Anochecía, y habíamos recorrido un buen trecho. El pobre animal caminaba con la boca entreabierta y las orejas caídas, anhelando su bebedero azul y su viejo cojín. Cuando mi pequeño perro se detuvo en seco frente a la vieja furgoneta que llevaba años aparcada frente a mi ventana, pensé que simplemente no podía caminar más. Me arrodillé junto a él y le revolví su lacia pelambrera, animándole a continuar hasta casa. Teo gruñía. Se trataba de un sonido casi imperceptible, grave y apagado; algo había llamado la atención de mi vieja mascota, que hacía años había dejado de perseguir gatos y moscas, optando por una vida más tranquila frente al calor de la chimenea.

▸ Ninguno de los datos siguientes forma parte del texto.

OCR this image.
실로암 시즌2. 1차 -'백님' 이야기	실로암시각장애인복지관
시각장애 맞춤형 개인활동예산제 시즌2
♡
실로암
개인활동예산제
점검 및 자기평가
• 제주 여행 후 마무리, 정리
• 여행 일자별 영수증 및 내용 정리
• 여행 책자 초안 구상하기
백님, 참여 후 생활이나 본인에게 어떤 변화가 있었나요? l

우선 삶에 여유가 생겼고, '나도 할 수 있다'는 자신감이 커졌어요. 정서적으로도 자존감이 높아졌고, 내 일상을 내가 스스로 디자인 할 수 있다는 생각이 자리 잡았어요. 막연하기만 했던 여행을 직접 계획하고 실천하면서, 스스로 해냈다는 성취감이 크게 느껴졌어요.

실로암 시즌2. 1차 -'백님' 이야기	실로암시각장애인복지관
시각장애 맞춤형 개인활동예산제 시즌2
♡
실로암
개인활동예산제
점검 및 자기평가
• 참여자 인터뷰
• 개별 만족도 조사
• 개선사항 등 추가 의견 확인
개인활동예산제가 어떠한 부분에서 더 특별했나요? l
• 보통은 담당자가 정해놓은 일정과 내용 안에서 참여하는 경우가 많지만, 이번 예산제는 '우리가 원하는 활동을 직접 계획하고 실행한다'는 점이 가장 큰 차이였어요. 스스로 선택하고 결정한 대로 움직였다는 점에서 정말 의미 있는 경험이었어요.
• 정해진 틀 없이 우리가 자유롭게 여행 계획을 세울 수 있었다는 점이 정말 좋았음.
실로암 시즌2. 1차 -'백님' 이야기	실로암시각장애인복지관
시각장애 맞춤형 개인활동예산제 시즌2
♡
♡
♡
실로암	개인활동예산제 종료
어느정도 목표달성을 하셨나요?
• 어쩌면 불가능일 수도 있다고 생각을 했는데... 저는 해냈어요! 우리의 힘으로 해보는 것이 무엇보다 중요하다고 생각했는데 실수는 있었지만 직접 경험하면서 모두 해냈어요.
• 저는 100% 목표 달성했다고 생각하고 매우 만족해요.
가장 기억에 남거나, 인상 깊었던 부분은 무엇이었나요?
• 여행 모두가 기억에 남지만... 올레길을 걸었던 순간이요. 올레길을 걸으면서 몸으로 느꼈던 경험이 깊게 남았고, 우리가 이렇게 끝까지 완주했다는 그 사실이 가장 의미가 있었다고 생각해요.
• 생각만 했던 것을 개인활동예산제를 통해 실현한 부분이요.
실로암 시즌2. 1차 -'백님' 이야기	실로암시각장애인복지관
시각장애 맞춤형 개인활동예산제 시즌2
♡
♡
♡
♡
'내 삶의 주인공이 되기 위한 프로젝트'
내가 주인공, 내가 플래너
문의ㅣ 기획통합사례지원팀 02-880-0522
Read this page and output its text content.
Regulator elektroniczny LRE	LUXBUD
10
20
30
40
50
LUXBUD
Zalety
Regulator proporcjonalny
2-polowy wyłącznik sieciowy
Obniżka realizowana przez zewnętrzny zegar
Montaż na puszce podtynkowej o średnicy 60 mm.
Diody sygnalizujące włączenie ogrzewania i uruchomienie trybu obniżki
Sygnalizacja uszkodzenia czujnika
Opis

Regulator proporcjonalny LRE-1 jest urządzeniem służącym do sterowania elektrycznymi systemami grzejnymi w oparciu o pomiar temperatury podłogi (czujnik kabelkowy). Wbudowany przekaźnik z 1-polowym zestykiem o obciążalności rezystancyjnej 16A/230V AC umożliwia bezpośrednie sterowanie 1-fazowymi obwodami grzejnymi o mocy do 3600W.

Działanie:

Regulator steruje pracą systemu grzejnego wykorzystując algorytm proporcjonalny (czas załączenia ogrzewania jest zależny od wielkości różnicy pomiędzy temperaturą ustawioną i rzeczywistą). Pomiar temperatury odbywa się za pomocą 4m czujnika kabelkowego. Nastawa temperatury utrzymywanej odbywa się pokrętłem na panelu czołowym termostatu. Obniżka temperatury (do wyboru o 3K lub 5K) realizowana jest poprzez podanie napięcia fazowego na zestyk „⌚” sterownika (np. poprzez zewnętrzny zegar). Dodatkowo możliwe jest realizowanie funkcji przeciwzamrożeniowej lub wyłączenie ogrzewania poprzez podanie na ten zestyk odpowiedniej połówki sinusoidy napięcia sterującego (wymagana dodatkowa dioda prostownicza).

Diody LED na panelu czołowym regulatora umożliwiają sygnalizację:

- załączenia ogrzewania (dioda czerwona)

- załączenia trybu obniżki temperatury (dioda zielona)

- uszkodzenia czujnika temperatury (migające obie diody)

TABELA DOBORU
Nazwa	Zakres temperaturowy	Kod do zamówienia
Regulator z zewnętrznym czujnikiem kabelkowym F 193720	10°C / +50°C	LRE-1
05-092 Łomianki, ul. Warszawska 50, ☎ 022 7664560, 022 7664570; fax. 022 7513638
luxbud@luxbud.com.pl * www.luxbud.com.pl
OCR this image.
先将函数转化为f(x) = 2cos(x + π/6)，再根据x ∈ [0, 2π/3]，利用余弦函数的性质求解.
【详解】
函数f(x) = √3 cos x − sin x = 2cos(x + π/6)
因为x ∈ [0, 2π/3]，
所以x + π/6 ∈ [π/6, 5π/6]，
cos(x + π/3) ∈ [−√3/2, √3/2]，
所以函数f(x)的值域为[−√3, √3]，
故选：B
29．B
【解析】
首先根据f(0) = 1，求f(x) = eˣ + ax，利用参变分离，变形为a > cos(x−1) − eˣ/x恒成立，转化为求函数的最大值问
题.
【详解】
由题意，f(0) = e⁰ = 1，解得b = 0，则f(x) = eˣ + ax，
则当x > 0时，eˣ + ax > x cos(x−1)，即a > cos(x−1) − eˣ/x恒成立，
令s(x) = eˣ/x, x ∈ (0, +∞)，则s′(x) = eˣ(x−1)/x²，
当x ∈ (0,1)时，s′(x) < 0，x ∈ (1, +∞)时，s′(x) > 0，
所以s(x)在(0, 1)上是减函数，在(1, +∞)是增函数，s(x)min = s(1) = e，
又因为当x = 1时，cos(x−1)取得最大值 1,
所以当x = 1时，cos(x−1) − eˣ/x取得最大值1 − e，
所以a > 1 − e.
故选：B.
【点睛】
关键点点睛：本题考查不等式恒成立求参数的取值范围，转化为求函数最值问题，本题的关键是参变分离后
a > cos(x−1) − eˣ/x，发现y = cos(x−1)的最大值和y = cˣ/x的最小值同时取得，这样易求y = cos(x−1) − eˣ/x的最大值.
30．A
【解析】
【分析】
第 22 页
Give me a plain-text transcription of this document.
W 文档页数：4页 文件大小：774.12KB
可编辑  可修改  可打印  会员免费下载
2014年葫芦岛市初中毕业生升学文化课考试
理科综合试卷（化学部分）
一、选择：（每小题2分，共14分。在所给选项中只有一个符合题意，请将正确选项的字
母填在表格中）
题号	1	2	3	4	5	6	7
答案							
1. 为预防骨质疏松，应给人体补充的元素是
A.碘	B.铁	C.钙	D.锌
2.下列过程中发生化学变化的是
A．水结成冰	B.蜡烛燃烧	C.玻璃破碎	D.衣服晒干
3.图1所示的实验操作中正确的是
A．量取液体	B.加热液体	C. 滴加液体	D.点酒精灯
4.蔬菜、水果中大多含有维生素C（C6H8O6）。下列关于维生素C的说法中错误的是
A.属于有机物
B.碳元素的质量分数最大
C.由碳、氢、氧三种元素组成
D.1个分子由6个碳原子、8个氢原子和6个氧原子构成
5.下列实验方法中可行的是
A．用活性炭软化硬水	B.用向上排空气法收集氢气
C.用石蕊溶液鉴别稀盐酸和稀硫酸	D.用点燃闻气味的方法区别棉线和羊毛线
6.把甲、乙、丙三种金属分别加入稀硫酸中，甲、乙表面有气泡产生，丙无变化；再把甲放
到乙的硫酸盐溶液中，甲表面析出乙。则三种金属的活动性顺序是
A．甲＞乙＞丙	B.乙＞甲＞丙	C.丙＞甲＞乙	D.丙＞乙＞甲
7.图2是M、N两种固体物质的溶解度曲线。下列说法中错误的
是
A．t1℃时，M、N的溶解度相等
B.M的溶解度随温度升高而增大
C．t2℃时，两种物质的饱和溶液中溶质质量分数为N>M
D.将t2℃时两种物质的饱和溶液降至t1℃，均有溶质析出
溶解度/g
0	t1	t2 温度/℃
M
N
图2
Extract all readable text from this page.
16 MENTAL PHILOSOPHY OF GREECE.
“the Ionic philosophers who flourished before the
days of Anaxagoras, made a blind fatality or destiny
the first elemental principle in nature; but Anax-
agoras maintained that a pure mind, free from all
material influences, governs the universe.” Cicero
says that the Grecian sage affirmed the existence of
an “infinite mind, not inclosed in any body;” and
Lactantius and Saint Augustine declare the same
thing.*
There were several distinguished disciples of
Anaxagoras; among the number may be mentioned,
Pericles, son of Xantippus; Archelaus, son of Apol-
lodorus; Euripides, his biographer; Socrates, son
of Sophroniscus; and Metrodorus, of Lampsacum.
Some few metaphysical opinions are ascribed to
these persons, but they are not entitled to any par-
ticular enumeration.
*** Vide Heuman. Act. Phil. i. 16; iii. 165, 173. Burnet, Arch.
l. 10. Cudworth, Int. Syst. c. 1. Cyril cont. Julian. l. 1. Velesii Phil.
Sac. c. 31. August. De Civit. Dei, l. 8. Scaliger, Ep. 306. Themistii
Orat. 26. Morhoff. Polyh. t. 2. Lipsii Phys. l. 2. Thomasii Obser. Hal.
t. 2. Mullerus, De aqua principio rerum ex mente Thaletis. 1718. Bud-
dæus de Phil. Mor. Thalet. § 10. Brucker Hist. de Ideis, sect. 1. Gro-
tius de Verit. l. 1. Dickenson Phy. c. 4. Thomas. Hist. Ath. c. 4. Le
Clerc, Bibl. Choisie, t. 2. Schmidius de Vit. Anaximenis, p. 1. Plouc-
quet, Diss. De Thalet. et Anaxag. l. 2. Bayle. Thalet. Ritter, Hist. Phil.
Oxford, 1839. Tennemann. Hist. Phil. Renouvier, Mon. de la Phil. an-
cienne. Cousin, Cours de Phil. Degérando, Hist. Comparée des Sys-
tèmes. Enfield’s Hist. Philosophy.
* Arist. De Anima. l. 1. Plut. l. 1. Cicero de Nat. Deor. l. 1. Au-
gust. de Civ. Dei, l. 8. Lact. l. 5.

- ¿Qué hay, Teo? - pregunté al perrito marrón. Por respuesta, el animal elevó el tono de su gruñido y agachó la cabeza, olfateando el suelo de forma inquieta...
La curiosidad me venció, y me aproximé a la vieja furgoneta, no sin cierta cautela. Había permanecido en el barrio durante varios años, y curiosamente, nunca me interesó... hasta aquella tarde. Guiado por una fuerza que no alcanzo a describir, así el tirador de la puerta trasera. Nunca esperé que aquella puerta estuviera abierta, pero lo estaba.
Y dentro de la vieja furgoneta, aguardaba el terror.
Teo regresó solo a casa, pero la extenuante carrera fue demasiado esfuerzo para su cansado corazón; mi madre tardó en reconocer a nuestro querido perro, antes pardo, y ahora blanco como la nieve, yaciendo muerto sobre el felpudo.